There have been numerous articles about reducing reliance on overseas production of key critical drugs, though the definition of that category shifts depending on the condition or disease (antibiotics, for example, are considered critical, though they reportedly have no impact on viral diseases such as COVID-19).
A more likely outcome will be a shift towards redundancies – secondary manufacturers, backup facilities, multi-region supply arrangements, avoidance (wherever possible) of single-source providers and more. These tactics won’t focus solely on finished dosages, but will increasingly encompass the entire supply chain, starting with the furthest upstream precursor chemicals.
How Can Pharma Improve Supply Chain Security?
This is a question that will likely persist long after COVID-19 has run its course around the world – and it difficult to speculate what might happen. To shed some light, we can share some of the steps Neuland has taken – and where we see opportunities to further secure supply chains.
The temporary closures of Chinese factories in 2018 (referenced above) raised sufficient supply chain anxiety that we began effecting a shift in our own sourcing philosophy. Here is a brief survey of some of the steps we’ve either taken to address our own concerns and those of our customers around the world, or strategies we have seen gain prominence:
- Manufacturing Facility Expansion
In 2018, we acquired a third manufacturing facility. The key focus of the acquisition was to provide significantly increased operational flexibility (it boosted our manufacturing capacity by about 40%). This facility offers redundancy for existing API manufacturing, allowing seamless transition in the event of an unexpected shutdown of existing production lines.
- Backward Integration
One particular strategy we adopted several years ago (and continue to ramp up today) focuses on backward integrating our own supply chains. Neuland has ramped up our own production of several key intermediaries internally to reduce reliance on foreign manufacturers.This step was originally taken to control NCE & generic API costs, but has proven itself a valuable strategy in light of the abovementioned pollution-driven shutdowns, political instability, trade wars and now coronavirus. While a rapid switch to alternatives faces significant hurdles (qualification can take 7 months…and up to 2 years), we see it as an essential step to take in order to safeguard supply.

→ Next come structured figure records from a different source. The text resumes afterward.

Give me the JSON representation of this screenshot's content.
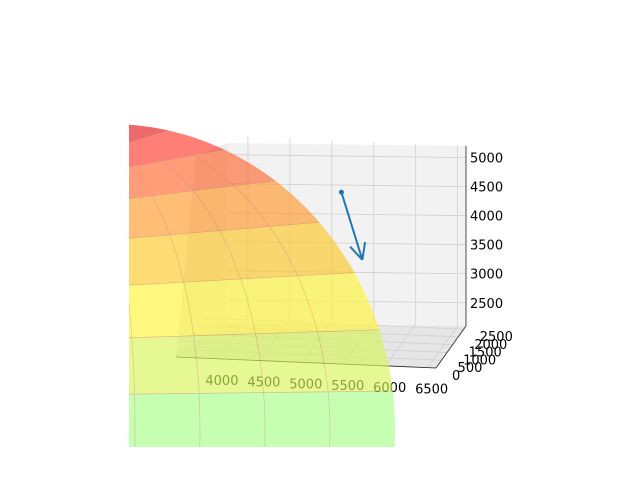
{
  "chart_data": {
    "type": "surface",
    "title": "",
    "xlabel": "",
    "ylabel": "",
    "zlabel": "",
    "grid": true,
    "x_ticks": [
      "4000",
      "4500",
      "5000",
      "5500",
      "6000",
      "6500"
    ],
    "y_ticks": [
      "0",
      "500",
      "1000",
      "1500",
      "2000",
      "2500"
    ],
    "z_ticks": [
      "2500",
      "3000",
      "3500",
      "4000",
      "4500",
      "5000"
    ],
    "xlim": [
      3500,
      6600
    ],
    "ylim": [
      0,
      2700
    ],
    "zlim": [
      2100,
      5200
    ],
    "surface": {
      "description": "semi-transparent sphere-like surface",
      "colormap": [
        "#ffffff00"
      ],
      "alpha": 0.65,
      "band_colors": [
        "#e41a1c",
        "#ff3b2e",
        "#ff6a33",
        "#ff9a2e",
        "#ffc82a",
        "#fff53a",
        "#d8f55a",
        "#a8ff88"
      ]
    },
    "vector": {
      "start": {
        "x": 5300,
        "y": 1300,
        "z": 4700
      },
      "end": {
        "x": 5550,
        "y": 1300,
        "z": 3550
      },
      "color": "#1f77b4"
    }
  }
}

- Intra-China Geographic Dispersion
Whatever may happen, some manufacturing – especially smaller volume, low margin APIs – will likely always remain in China. One strategy to reduce future risk is to ensure regional dispersion.Lower population density areas outside of Shanghai and Beijing – whether in Inner Mongolia, Sichuan, Northeast China or elsewhere – will likely become more popular API & intermediate destinations of choice. The best de-risking option? Qualifying multiple sources – both inside and outside of China.
- Improved Regulatory Coordination
The coronavirus pandemic has seen pharma companies working closely with regulatory agencies to prevent or address potential shortages. In our case, we have been fortunate that the U.S. FDA provided some sort of accelerated approval of a new source, which should – at the time this post is published – be online, allowing us some velocity in scaling up an API. In recent years, we’ve seen regulatory agencies increasingly willing to expedite clearances & approvals to forestall shortages.
- Ensuring Adequate Inventories
Neuland has taken steps to ensure adequate inventories of key products in the event of circumstances such as coronavirus. Such efforts occur on a case-by-case basis, and rely on the outcomes of supply chain risk analysis, as some products (and the precursors and intermediates they depend upon) are higher risk than others.
While reliance on China may fade, it won’t wholly disappear. This is the nature of global trade. With that being said, qualification of non-Chinese sources is likely to be a top-of-mind issue as the industry looks to de-risk global drug supplies.